Nel dettaglio, l’attenzione degli investitori si è concentrata su Atlantia, nell’attesa di un’offerta vincolante di Cdp, assieme ai fondi Blackstone e Macquarie, per l’88% di Autostrade per l’Italia (Aspi). Il consiglio di Cdp riunito oggi si è aggiornato a domani ma dovrebbe essere ormai questione di ore per la presentazione dell’offerta, a distanza di sette mesi dall’inizio del braccio di ferro fra il governo e l’azienda sul riassetto azionario di Aspi. E dopo due offerte preliminari, rispedite al mittente, e svariati rinvii legati sia a questioni tecniche che politiche, Atlantia ha infatti concesso a Cdp la possibilità di presentare una proposta di acquisto vincolante e “non soggetta a condizioni di sindacazione o finanziamento” fino a mercoledì 24 febbraio. Manca poco quindi per conoscere quale sarà il prezzo che i soci di Atlantia, i Benetton in primis, riusciranno a spuntare per Aspi. Finora le due offerte presentate e rifiutate attribuivano ad Autostrade per l’Italia un valore compreso fra gli 8,5 e i 9,5 miliardi. Ma l’azionista Tci, che ha circa il 10% dell’azienda, aveva fatto sapere di non ritenere interessante un’offerta che fosse almeno pari a 11 miliardi. Allo stesso tempo anche banca Intermonte aveva identificato il valore di Aspi fra 10,9 e 12 miliardi. Ma Cassa Depositi e prestiti non sembrava finora disponibile ad andare oltre i 10,9 miliardi. Se questo dovesse essere l‘importo della transazione, Cdp dovrà sborsare circa 3,8 miliardi per il 40% di Aspi con la possibilità di salire in futuro fino al 51% della società che gestisce la rete autostradale. I due fondi alleati dovrebbero tirar fuori 2,9 miliardi ognuno, per il 30% a testa.

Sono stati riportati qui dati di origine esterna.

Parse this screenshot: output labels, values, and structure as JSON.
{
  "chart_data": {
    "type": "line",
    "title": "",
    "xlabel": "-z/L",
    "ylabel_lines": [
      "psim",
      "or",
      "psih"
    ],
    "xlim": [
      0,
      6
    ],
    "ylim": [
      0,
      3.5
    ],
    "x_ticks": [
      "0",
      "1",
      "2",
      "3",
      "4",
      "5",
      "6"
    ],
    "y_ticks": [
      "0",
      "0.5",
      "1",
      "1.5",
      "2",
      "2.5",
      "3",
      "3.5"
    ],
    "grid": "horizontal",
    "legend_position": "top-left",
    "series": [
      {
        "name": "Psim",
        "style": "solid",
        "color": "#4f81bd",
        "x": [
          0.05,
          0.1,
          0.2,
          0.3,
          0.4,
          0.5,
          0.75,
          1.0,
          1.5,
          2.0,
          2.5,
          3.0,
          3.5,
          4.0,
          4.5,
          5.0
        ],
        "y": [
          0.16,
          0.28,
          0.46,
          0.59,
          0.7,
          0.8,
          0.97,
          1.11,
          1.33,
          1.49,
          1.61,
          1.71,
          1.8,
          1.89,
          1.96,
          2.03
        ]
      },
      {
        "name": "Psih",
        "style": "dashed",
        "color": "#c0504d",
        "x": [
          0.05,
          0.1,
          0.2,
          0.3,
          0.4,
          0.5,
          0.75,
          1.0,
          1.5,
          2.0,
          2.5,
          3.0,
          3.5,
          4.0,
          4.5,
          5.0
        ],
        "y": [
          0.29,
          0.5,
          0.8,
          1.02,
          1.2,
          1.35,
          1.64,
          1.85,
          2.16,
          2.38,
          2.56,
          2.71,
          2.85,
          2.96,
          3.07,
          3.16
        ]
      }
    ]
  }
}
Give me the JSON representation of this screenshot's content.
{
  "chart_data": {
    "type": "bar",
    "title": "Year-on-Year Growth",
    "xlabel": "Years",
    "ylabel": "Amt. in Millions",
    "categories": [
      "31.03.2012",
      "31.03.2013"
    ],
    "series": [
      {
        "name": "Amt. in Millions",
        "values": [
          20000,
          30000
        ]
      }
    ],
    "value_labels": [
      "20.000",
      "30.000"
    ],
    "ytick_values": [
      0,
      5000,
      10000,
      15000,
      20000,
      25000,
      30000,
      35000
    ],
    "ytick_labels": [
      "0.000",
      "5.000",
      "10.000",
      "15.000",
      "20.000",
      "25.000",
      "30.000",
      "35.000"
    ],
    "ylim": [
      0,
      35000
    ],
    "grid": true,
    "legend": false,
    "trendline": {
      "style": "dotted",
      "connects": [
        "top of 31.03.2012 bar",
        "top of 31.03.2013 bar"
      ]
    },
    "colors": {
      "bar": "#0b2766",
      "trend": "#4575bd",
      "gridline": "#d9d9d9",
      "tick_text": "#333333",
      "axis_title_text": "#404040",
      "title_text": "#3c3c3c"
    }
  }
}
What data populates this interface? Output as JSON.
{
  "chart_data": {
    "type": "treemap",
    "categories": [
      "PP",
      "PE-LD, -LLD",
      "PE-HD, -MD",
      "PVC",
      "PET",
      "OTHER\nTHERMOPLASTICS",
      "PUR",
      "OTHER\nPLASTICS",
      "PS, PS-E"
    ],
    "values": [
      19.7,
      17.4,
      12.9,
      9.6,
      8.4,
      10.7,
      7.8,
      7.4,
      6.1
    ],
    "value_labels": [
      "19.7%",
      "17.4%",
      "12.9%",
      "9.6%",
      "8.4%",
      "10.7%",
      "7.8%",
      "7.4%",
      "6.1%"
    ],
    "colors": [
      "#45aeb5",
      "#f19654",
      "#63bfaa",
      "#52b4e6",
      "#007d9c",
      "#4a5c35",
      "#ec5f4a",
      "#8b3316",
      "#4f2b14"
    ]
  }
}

La partita sulla rete unica – Più complicato, invece, l’affare Telecom che pure la Borsa spera possa arrivare ad una soluzione. L’intera operazione passa infatti per le nozze fra la società della rete FiberCop e Open Fiber, controllata da Cdp e Enel. Quest’ultima si è detta disponibile a cedere il 50% in suo possesso su cui il gruppo guidato da Fabrizio Palermo ha una prelazione fino al 25 febbraio. Per la quota in questione, l’amministratore delegato dell’Enel, Francesco Starace, ha già ricevuto una proposta di acquisto da parte del fondo australiano Macquarie da 2,65 miliardi. Cifra che però Cdp non sembra intenzionata a sborsare. E che crea un problema sulla successiva valutazione di Open Fiber e degli asset di FiberCop per la creazione della società unica della rete finora fortemente sostenuta dal governo Conte. Forse anche per questo il mercato si attende che Cdp, che ha il 9,9% di Tim, si decida finalmente, a tutela degli interessi pubblici, a chiedere un posto nel consiglio dell‘ex monopolista.